October 5, 2010

Professor, Will You Be My Facebook Friend? For Teachers And Students

This week’s blog comes from Guest Blogger, Sida Li. As a student and teaching assistant, Sida educates us about social media from a unique perspective!
Like most professions, in education there exists a line between work persona and personal life. There are things that teachers are willing to share with their students and things that they want to keep private. As more and more teachers adopt social media, they are faced with the dilemma of accepting or not accepting friend requests from current and past students. If you’re like me and have friended some of your teachers on Facebook (or if you’re a teacher and have friended some of your students on Facebook), here are a few things to keep in mind.

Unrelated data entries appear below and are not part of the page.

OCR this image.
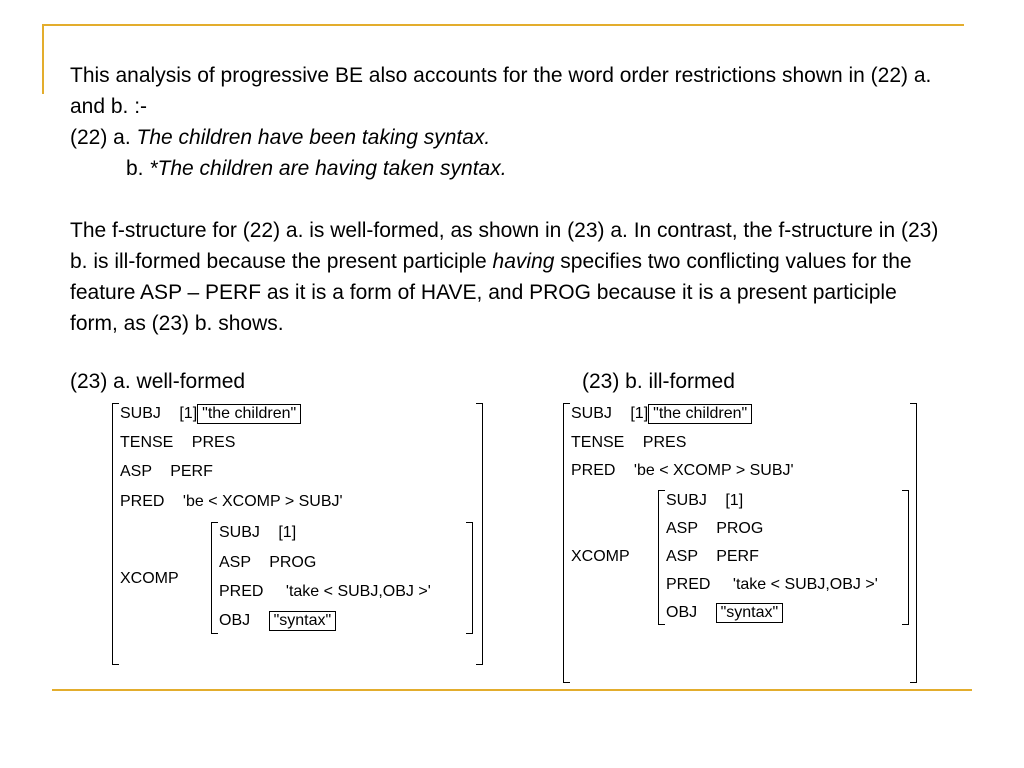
This analysis of progressive BE also accounts for the word order restrictions shown in (22) a. and b. :-

(22) a. The children have been taking syntax.

b. *The children are having taken syntax.

The f-structure for (22) a. is well-formed, as shown in (23) a. In contrast, the f-structure in (23) b. is ill-formed because the present participle having specifies two conflicting values for the feature ASP – PERF as it is a form of HAVE, and PROG because it is a present participle form, as (23) b. shows.

(23) a. well-formed	(23) b. ill-formed
SUBJ [1] "the children"
TENSE PRES
ASP PERF
PRED 'be < XCOMP > SUBJ'
XCOMP
SUBJ [1]
ASP PROG
PRED 'take < SUBJ,OBJ >'
OBJ "syntax"
SUBJ [1] "the children"
TENSE PRES
PRED 'be < XCOMP > SUBJ'
XCOMP
SUBJ [1]
ASP PROG
ASP PERF
PRED 'take < SUBJ,OBJ >'
OBJ "syntax"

Facebook can be a great way to stay connected or reconnect with past teachers/students. It’s hard to stay in touch with teachers if all you’ve got is an old email address. Facebook can be a great way to maintain contact with current teachers and reconnect with past ones.

Group students / professors into a Friends List. Friends Lists allow you to assign different privacy settings to different people. If you don’t want your teachers or students to see certain photos or status updates, make use of this feature!

Starting a Facebook Group may make more sense. If you’re a teacher and want to encourage students to ask class-related questions on Facebook, starting a group is more efficient and prevents your wall from being flooded. If you’re a student, ask your teachers if they mind being asked questions on Facebook before you post on their wall or message them.

Rejected friend requests may cause hurt feeling. Students should keep in mind that teachers will have varying degrees of enthusiasm towards friend requests. Teachers should consider telling students their official policy for friend requests if they find many students friending them. For example, one of the professors I am friends with on Facebook requested that we wait until the end of the semester before adding him.

Does your school have rules against student – teacher interactions on social media? Teachers should be aware of any rules that might be in place where they teach. This summer, a school district in Florida set guidelines that stated, “It is inappropriate for employees to communicate, regardless of the reason, with current students enrolled in the district on any public social networking website.”

Where do you draw the line between professional and personal life? Teachers may feel uncomfortable opening their Facebook profile to their students. They may also feel uncomfortable with being able to see what their students are doing outside of the classroom. After all, teachers are put into a sticky situation if a student posts inappropriate pictures or status updates.